1st Edition

Children’s Vegetarian Culture in the Victorian Era The Juvenile Food Reformers Press and Literary Change

By Marzena Kubisz Copyright 2025
    190 Pages 18 B/W Illustrations
    by Routledge

    This book fills a unique gap in the research on the cultural history of vegetarianism and veganism, children's literature and Victorian periodicals, and it is the first publication to systematically describe the phenomenon of Victorian children’s vegetarianism and its representations in literature and culture.

    Situated in the broad socio-literary context spanning the late 19th century and early 20th century, the book lays the groundwork for contemporary children’s vegan literature and argues that present ethical and environmental concerns can be traced back to the Victorian period.

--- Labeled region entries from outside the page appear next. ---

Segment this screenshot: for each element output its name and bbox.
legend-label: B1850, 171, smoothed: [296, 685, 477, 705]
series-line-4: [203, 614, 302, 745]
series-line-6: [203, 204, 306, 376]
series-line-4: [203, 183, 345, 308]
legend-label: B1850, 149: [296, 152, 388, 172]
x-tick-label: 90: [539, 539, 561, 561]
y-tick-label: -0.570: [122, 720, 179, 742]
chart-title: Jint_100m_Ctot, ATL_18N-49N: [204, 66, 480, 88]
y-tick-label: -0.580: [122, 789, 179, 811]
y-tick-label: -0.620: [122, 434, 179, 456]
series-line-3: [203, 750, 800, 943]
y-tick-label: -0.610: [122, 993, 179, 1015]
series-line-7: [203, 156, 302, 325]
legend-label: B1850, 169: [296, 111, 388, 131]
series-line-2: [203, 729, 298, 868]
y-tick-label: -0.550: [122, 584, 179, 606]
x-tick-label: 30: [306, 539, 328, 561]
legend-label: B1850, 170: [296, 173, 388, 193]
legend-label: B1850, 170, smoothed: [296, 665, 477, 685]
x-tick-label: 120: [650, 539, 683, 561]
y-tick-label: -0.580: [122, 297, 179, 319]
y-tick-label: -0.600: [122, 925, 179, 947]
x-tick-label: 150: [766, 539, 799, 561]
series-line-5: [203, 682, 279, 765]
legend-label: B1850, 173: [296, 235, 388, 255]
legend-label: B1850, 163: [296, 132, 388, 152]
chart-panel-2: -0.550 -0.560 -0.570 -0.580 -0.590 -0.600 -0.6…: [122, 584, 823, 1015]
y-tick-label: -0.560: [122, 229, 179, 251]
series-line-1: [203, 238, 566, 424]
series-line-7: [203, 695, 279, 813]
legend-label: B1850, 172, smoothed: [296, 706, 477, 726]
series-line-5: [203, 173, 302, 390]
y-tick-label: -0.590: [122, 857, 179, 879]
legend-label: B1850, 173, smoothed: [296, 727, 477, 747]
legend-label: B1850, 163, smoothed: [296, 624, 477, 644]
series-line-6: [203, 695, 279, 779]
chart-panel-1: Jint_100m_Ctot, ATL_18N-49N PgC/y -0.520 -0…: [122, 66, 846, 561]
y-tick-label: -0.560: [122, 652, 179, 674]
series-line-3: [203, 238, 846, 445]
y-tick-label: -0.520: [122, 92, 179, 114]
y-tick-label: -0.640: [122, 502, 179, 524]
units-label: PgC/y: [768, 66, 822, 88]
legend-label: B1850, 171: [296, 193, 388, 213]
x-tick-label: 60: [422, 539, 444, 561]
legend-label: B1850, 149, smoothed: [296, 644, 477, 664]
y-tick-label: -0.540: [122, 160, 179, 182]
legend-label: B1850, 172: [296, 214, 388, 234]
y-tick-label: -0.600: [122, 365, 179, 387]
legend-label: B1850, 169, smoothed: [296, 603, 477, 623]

Following the current turn in contemporary research on children, their experience, and their voices, the author examines children’s vegetarian culture through the prism of the periodicals aimed directly at them. It analyses how vegetarian principles were communicated to children and listens to the voices of children who were vegetarians, and who tested their newly formed identity in the pages of three magazines published between 1893 and 1914: The Daisy Basket, The Children’s Garden and The Children’s Realm.

    This book will appeal to the growing body of researchers interested in the social, cultural and literary aspects of vegetarianism and veganism, human-animal relations, childhood studies, children’s literature, periodical studies and Victorian studies.

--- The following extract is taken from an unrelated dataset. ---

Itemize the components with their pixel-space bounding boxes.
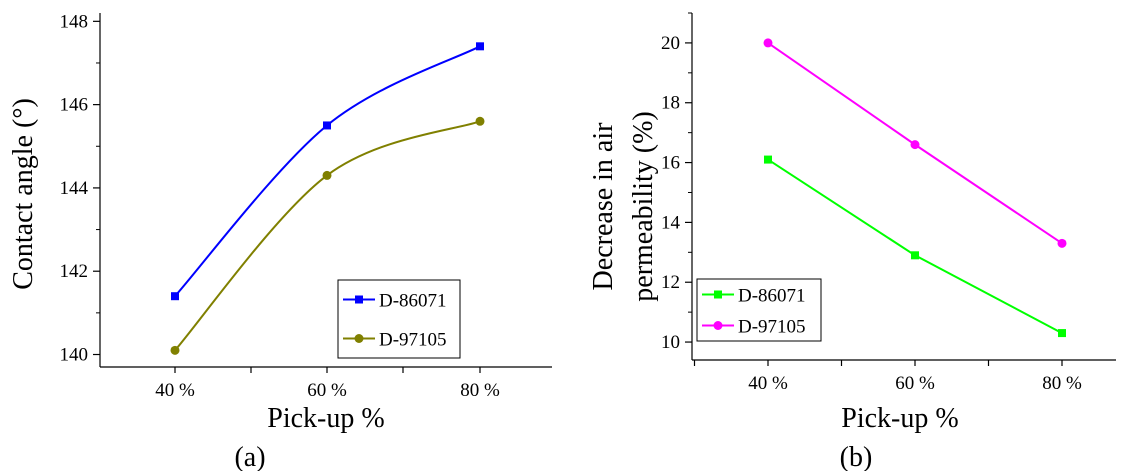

    Introduction: Victorian Meatless Childhood: Mapping the White Spots 

    Chapter 1. The Stepping Stones of “Another Order”: Vegetarian Childhood in Early Victorian Discourse and Literary Representation 

    Chapter 2. The Rise of the Young Vegetarian Subject: The Daisy Basket 

    Chapter 3. Vegetarian Children’s Press in the Early Twentieth Century: The Children’s Garden and The Children’s Realm 

    Chapter 4. Animal Welfare and Children’s Literary Culture: Butchers and Beam Princesses at the Service of the Vegetarian Cause 

    Chapter 5. Children’s Voices from the Vegetarian Past: Personal Narratives and Self-reflection of Young Food Reformers 

    Conclusions: The Meatless Childhood Project: Between a Mission and a Crusade

    Biography

    Marzena Kubisz is an Associate Professor in literary studies in the Institute of Literary Studies, University of Silesia, Poland. Her academic interests are in children’s literature, resistance studies, slow culture, animal studies and vegan studies. Marzena’s research focuses on everyday resistance in terms of its corporeal dimensions and cultural acceleration. Her publications in vegan studies include essays about vegan bodies, representations of veganism in film and the place of vegan studies in academia. Recently, she has published a chapter on vegan literature for children in The Routledge Handbook of Vegan Studies (2021). She is an organiser of Polish annual vegan studies seminars and an Associate Editor of the Polish academic journal Er(r)go. Theory-Literature-Culture (www.errgo.pl).